L’ère des grands festivals tire-t-elle à sa fin?

J’ai commencé à fréquenter les festivals au début des années 2000, alors que les passes de Festival d’été de Québec coûtaient 25 dollars, vendues directement dans la rue par des étudiants. C’était une autre époque : les files étaient courtes, les foules détendues, et la musique au centre de tout. On venait pour découvrir, mais aussi pour vivre un moment collectif. Il y avait alors une bande sonore de l’été, connue de tous, qu’on aime ou qu’on subisse. Ce n’est plus le cas aujourd’hui.

Le contraste est frappant quand on regarde ce qu’est devenu un événement comme Osheaga. L’édition 2025, qui vient de se conclure, s’est déroulée sans anicroche majeure, avec une organisation efficace, une météo clémente et 142 000 festivaliers sur trois jours. Pourtant, il est difficile d’ignorer la baisse d’achalandage — environ 5 000 billets de moins qu’en 2024 — et surtout, la perception grandissante d’un certain essoufflement. Sur les réseaux sociaux, les mêmes critiques reviennent année après année : programmation obscure, absence de têtes d’affiche véritablement rassembleuses, prix élevés, ambiance de vitrine plutôt que de fête. La question se pose avec de plus en plus d’insistance : les grands festivals de musique vivent-ils la fin d’un cycle?
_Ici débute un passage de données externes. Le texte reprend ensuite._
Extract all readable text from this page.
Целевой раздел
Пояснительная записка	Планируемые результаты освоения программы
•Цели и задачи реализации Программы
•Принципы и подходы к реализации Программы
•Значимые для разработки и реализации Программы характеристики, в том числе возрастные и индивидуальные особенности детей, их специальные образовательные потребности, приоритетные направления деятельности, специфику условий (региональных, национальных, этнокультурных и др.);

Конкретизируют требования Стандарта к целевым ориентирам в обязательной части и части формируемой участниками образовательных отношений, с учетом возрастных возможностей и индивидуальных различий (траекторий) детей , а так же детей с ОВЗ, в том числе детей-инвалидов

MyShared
Le déclin n’est pas brutal, mais structurel. Il ne tient pas à la qualité des spectacles ni à la compétence des organisateurs, mais à un phénomène plus large : la dislocation de la culture musicale partagée. Autrefois, un hit de l’été se diffusait partout : radio, télé, clubs, épiceries, événements publics. Il formait un référent commun, que tout le monde connaissait, même sans le vouloir. Aujourd’hui, la musique s’écoute dans des bulles algorithmiques individualisées. Une chanson peut accumuler des millions d’écoutes sans jamais franchir les frontières de sa niche.

C’est précisément ce qui mine le pouvoir fédérateur des festivals. Quand le public n’a plus de repères communs, il devient plus difficile de le réunir autour d’une programmation. Un artiste peut être une sensation sur TikTok, mais totalement inconnu d’une partie du public festivalier. Même les supposés « hits » de l’été — comme Headphones On d’Addison Rae, citée par certains médias en 2025 — peuvent passer complètement inaperçus pour une majorité de gens. Résultat : l’expérience des festivals devient moins une célébration collective qu’un parcours personnel dans une offre éclatée.

Cette fragmentation se traduit aussi dans l’évolution du rôle des festivals eux-mêmes. Ceux-ci compensent l’absence d’unité musicale par une multiplication des expériences annexes : installations immersives, espaces gastronomiques, zones photogéniques, marchandisage de prestige. La musique reste centrale, mais elle n’est plus suffisante. Elle ne peut plus, à elle seule, justifier la mobilisation massive qu’exige un grand événement extérieur. D’où l’impression que certains festivals tiennent davantage d’un parc thématique que d’un rassemblement culturel.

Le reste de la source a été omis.